The artist has written: ‘As an installation bleuira points away from that will to chart and name an unknown territory, to reduce meaning to points of exclusion. A direct translation of ‘bleuira’from the French would be; to become blue. The title is derived from a compilation of letters exchanged between Violet Trefusis and Vita Sackville-West. “Quand bleuira sur l’horizon la Desirade.” Here, when translated, bleuira describes that moment when the coastline disappears from the horizon. The exhibition consists of ten, circular steel light boxes illuminating photographic transparencies of the ocean. A compass, embedded in a binnacle stands on the gallery floor. An electronic magnet eases the compass. It slowly moves in a half circle away from north and back again. Sliding the balance again and again from “a truth”, from a specific location to one imagined. Fragmenting the universal and oceanic. Navigating in the peripheries.’ “And what is that terror awaiting them in the shadow?
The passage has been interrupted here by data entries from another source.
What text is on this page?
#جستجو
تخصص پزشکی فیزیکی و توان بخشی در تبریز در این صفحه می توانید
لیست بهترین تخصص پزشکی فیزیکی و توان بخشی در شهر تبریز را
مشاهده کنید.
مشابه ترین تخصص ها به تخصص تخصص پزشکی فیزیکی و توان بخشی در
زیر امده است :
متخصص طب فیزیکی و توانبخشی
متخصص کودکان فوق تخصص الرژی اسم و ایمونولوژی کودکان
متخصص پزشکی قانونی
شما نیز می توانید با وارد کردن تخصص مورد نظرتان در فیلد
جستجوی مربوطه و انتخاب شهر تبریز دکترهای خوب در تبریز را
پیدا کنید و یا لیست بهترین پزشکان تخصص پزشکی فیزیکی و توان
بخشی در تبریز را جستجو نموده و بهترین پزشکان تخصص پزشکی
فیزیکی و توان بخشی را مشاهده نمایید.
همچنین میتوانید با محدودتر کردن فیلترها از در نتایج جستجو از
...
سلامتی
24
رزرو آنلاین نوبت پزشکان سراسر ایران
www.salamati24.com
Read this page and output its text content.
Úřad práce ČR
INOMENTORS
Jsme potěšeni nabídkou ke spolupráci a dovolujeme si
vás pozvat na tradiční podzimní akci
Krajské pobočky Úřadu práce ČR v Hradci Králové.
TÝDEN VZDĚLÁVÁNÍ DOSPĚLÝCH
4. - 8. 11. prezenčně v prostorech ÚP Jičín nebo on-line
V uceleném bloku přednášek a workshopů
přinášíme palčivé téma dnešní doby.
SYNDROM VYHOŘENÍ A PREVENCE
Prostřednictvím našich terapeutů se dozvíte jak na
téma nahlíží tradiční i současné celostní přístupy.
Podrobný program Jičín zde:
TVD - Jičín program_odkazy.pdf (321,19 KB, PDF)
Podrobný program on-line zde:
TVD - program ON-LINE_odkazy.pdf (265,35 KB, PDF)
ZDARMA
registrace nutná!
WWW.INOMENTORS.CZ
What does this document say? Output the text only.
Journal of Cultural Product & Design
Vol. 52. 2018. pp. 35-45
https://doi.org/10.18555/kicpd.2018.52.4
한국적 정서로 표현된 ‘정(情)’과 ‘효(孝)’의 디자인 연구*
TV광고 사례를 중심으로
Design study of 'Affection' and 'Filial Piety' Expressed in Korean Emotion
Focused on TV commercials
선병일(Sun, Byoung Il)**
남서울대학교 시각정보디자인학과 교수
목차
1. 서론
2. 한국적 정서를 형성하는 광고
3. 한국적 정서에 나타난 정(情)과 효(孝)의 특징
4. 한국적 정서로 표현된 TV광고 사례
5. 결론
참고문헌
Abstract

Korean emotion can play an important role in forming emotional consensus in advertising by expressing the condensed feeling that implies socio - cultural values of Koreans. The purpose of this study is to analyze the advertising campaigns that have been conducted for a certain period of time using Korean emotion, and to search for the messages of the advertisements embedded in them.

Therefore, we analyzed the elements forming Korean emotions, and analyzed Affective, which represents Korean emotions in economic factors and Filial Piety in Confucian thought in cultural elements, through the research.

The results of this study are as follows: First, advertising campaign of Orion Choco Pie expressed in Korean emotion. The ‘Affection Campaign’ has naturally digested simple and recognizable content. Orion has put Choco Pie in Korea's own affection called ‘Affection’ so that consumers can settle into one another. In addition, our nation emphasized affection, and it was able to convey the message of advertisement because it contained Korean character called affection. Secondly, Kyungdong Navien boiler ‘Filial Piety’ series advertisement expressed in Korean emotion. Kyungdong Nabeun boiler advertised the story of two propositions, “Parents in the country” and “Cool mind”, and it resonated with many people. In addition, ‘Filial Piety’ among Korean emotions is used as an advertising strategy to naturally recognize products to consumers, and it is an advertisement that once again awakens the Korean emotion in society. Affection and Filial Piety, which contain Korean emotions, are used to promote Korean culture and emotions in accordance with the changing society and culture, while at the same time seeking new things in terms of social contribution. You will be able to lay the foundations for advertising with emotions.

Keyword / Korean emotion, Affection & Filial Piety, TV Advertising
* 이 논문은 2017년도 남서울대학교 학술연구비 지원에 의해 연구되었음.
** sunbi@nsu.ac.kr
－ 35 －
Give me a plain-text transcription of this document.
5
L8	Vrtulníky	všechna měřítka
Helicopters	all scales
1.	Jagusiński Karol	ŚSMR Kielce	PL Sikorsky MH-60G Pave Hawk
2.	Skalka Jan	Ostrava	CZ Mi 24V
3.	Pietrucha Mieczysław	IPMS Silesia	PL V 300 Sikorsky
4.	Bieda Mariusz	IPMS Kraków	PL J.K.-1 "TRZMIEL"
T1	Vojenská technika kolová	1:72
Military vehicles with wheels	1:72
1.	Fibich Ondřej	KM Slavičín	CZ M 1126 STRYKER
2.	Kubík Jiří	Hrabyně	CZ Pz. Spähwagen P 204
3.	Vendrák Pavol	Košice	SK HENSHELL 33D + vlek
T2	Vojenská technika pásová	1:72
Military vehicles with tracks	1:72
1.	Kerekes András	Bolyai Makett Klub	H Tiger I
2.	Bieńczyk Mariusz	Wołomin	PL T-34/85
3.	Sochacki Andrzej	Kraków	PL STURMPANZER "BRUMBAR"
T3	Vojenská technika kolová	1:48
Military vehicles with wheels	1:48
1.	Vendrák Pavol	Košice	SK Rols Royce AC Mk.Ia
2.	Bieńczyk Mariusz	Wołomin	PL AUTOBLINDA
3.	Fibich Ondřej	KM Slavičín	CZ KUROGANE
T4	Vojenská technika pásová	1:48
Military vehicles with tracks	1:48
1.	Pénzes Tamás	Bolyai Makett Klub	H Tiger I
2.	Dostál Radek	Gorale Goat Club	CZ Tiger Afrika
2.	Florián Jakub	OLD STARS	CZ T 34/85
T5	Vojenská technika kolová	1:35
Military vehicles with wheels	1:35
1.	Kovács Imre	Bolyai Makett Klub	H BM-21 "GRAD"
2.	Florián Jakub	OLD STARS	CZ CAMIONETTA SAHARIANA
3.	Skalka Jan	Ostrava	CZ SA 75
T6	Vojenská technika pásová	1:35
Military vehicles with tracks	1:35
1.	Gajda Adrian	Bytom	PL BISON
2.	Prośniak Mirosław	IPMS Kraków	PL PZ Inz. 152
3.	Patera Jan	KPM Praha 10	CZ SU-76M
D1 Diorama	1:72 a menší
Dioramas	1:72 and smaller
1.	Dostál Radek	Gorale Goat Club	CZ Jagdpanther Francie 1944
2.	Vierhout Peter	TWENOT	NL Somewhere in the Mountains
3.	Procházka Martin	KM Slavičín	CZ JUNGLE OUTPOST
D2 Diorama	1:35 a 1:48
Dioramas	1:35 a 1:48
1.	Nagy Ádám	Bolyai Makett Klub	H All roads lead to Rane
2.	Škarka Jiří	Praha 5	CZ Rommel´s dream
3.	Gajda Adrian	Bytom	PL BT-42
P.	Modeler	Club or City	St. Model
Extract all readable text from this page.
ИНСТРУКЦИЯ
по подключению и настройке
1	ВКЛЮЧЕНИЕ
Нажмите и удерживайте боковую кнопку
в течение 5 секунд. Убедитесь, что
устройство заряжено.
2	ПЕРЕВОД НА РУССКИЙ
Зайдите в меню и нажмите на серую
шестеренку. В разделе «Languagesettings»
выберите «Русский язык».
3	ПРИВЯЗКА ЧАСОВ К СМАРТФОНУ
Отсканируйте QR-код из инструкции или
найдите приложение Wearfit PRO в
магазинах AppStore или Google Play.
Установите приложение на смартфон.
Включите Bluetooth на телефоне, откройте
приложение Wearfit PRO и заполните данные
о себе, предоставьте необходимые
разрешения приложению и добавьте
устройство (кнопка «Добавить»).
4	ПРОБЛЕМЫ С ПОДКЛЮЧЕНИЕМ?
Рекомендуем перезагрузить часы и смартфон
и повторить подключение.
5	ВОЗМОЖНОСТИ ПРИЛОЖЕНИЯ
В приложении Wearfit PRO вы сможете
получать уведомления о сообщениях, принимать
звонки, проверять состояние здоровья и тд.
That featureless memory of the terrible fight between slashing breakers and the streaming sails? That peril of water coming from sky and land? And that horror they feel for the might of the sea when she sheds all masks and refuses to be calm, polite, and submississive to the sailors’ direction?”

Luce Irigaray, Marine Lover of Friedrich Nietzche

 

The exhibition bleuira will be accompanied by a brochure with a short critical essay by Kitty Scott.